7月28日、鈴鹿サーキットで行われた2018-2019 FIM世界耐久選手権(EWC)最終戦“コカ・コーラ"鈴鹿8時間耐久ロードレース 第42回大会で、TEAM SRC KAWASAKI FRANCEが12位でレースを終えた。この結果により、2018-2019シーズンのEWCチャンピオンを獲得した。

EWCのタイトル争いは、ランキングトップで鈴鹿に乗り込んできたTEAM SRC KAWASAKI FRANCがレース中に転倒を喫して後退したことで、ランキング2番手のSuzuki Endurance Racing TeamがEWCタイトル獲得に有利な状態となってレースが進んだ。

しかし、レース終了5分前となるころ、Suzuki Endurance Racing Teamのマシンから突如白煙が上がり、ライディングしていたエティエヌ・マッソンがコース脇にマシンを止める。その後、赤旗が提示されてレースは終了。Suzuki Endurance Racing Teamは完走ならず、12位となったTEAM SRC KAWASAKI FRANCEが、初のEWCタイトルを獲得した。

そんなTEAM SRC KAWASAKI FRANCEのライダーと監督がレース後、会見に登場。レースを振り返った。

EWCタイトル獲得について、ライダーのジェレミー・ガルノニは「本当に僕も驚いているよ。5分前まではまさかという気持ちだった。でも、チェッカ-を受けるまでレースというのは何があるのかわからないという気持ちはあった。今回は運がよかったと思う。ベストを尽くして頑張ったんだ。チャンピオン獲得できてうれしいよ」とよろこびを語る。

一方、スタートライダーを務めたエルワン・ニゴンは転倒について語り、セーフティカー導入によって集中力を保つのが難しい状況だったと言う。

「集中して走っていたのだけど、セーフティカーが導入された。
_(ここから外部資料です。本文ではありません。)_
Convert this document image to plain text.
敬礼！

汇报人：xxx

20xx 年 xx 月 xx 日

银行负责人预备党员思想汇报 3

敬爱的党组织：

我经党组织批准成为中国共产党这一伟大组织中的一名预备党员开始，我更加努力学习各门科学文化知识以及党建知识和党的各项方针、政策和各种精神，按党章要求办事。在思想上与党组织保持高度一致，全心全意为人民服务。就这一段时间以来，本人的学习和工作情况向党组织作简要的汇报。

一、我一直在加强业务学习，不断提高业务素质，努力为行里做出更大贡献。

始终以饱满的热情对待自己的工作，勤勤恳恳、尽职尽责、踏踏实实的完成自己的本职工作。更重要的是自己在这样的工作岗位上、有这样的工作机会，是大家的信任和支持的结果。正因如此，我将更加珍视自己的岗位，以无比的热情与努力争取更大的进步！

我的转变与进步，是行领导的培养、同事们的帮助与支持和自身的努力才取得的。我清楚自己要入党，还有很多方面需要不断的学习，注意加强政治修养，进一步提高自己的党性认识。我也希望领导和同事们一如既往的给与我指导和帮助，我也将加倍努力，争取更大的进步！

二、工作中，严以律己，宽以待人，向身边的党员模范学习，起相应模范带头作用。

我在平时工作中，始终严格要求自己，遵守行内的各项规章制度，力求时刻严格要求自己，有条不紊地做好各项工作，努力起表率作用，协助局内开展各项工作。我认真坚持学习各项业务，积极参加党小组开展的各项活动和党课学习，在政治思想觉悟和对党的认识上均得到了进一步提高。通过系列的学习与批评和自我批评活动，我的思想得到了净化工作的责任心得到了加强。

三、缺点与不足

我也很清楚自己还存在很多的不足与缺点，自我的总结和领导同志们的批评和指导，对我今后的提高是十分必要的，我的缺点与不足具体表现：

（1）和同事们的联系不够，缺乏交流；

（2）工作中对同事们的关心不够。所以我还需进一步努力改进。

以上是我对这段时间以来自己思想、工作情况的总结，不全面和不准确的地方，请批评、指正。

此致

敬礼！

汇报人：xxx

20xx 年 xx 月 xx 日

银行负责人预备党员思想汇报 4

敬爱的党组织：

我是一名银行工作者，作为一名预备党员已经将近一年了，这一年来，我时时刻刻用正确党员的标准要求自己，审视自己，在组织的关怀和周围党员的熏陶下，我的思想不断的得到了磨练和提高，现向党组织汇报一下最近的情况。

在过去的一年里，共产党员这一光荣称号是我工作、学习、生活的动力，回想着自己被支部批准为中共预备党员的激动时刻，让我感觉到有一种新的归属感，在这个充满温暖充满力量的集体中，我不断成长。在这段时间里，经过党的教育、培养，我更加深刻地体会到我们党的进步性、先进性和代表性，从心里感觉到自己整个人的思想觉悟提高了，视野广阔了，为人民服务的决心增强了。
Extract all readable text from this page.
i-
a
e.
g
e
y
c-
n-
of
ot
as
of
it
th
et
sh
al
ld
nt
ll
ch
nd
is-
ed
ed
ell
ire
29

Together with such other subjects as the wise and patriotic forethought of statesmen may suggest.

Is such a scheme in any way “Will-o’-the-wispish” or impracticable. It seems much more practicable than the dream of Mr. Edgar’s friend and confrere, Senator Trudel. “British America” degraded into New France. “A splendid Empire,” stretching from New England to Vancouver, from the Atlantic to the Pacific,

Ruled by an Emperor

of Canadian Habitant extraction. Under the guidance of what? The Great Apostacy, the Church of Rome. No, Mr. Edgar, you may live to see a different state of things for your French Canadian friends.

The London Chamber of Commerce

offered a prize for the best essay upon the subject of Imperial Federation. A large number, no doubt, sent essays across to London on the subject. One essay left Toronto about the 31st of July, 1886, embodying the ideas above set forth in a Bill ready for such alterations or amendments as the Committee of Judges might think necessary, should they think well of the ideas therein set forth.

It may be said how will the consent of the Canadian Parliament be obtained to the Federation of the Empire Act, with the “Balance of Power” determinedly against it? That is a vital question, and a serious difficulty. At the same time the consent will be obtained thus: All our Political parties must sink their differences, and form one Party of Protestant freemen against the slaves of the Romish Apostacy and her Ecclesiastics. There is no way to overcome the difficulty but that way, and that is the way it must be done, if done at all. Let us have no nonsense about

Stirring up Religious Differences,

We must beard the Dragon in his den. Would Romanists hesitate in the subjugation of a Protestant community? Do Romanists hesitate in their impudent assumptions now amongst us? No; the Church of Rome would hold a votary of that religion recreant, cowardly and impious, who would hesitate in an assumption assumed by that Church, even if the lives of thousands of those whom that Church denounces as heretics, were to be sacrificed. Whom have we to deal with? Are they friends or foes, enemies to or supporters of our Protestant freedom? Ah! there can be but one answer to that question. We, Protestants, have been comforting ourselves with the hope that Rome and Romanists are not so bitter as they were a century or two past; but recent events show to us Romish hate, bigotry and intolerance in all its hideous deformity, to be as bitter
とにかくここで集中力を切らしてはいけない、リラックスしないと、と思っていたんだ。けれど案の定、ミスをしてしまった。スライドして転倒してしまったんだ。ただ、バイクのダメージは、そこまで(走行に)影響はなかったので、そのまま走行できたのは幸いだったと思う」

また、デビッド・チェカは「最初のスティントではプッシュしたんだけど、タイヤの感覚がよくなくて、満足はできなかった。次のスティントではうまく合って、僕が目指していたパフォーマンスとまではいかないけど、攻められた」とレースを振り返っている。

今回EWCで初タイトルを手にしたTEAM SRC KAWASAKI FRANCEを率いるジル・スタフレア監督は「初めてタイトルを獲得できて、素晴らしい1日となった。チームにとってもカワサキにとっても、EWCタイトルを獲得できたというのは非常にうれしいことだ。とても難しいレースだったと思う。序盤にセーフティカーが出て、ギャップを失ってしまったからね。プッシュするしかない、と思っていた。振り返ればパーフェクトなレースだったと思う。EWCの初タイトルが獲得できてうれしい」とよろこびを語った。

また、2019年の鈴鹿8耐ではTEAM SRC KAWASAKI FRANCEとEWCタイトルを争ったSuzuki Endurance Racing Teamの名監督、ドミニク・メリアンが、この鈴鹿8耐をもって引退。決勝レース前には、メリアン監督の引退セレモニーが行われた。